Ana sonrió, acariciando su vientre.
—Entonces Santiago será.
Los días se llenaron de preparativos. Los vecinos tejían ropitas, los perros corrían entre las casas y los gatos vigilaban desde las ventanas. La comunidad crecía, pero las sombras no desaparecían. Aun había tensiones con vecinos portugueses y con grupos indígenas que desconfiaban de los recién llegados.
Una noche, mientras Jacinto patrullaba con sus compañeros, un enfrentamiento estalló cerca de un río. Hombres armados con machetes y arcos atacaron la zona, buscando venganza por viejas disputas. La lucha fue feroz. Jacinto defendió a los suyos con valor, pero vio caer a amigos y vecinos.

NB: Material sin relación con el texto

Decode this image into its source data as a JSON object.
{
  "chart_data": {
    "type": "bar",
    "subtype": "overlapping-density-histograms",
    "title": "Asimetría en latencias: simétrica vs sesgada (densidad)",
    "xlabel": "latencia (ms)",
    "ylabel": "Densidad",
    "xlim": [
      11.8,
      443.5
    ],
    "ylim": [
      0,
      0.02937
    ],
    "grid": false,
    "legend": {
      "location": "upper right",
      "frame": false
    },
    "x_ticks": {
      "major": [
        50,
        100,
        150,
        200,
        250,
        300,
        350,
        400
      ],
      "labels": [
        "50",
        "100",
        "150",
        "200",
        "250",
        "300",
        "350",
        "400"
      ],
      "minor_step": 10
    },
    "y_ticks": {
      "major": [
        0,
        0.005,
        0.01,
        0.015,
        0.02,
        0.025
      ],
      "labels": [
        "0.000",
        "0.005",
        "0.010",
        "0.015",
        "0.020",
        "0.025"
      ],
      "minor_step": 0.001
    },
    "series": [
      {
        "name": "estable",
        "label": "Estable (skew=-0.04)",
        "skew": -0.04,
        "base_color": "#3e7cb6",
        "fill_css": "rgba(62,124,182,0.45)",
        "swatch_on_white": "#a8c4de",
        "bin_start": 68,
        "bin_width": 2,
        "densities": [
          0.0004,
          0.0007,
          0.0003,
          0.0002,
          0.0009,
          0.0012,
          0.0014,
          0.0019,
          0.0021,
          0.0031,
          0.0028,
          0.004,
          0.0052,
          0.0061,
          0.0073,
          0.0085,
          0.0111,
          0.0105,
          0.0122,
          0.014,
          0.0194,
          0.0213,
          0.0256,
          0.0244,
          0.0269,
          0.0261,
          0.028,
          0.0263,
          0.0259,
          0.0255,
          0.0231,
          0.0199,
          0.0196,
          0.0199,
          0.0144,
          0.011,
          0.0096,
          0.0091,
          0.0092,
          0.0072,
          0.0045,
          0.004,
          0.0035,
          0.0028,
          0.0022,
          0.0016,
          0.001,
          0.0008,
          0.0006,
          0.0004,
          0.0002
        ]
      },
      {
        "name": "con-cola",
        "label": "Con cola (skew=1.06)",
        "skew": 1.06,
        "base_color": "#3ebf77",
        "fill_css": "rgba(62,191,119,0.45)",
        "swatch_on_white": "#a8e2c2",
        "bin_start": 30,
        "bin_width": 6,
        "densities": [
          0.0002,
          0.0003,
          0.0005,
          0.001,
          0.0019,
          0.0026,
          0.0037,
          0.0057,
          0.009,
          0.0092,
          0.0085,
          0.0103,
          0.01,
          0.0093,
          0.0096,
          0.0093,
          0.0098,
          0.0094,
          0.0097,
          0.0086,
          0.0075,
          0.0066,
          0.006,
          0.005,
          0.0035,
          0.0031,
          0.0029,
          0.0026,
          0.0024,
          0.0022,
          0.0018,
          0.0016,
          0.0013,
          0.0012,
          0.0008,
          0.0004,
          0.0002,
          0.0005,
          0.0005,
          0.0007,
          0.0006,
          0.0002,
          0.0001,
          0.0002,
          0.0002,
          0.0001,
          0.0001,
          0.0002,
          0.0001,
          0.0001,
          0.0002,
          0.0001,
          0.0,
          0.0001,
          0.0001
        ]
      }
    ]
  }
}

Al volver, fue consolado por Ana y el padre Lorenzo.
—No olvides que la espada debe estar al servicio de la justicia y la paz —le dijo el cura—. Que tu cruz sea siempre más fuerte que tu espada.
El nacimiento de Santiago fue una bendición. Jacinto tomó al niño entre sus brazos y sintió que toda la carga de los años caía por un momento. Era padre. Era sembrador de esperanza.
La carta a su madre en Salazar aún estaba sin enviar. No sabía qué decir. Quizás que había encontrado un hogar lejos del hogar. Que la fe era su norte y su escudo. Que el camino que emprendió era largo y aún tenía senderos por recorrer.
Una noche, mientras miraba el cielo estrellado, pensó en los reyes de España y Francia, en las guerras lejanas que no entendía del todo, en las tierras que aún faltaban por conocer. Recordó a su padre, a sus hermanos, a su hermana. Y al apóstol Santiago.
—Este es también mi camino —murmuró—. Y no termina aquí.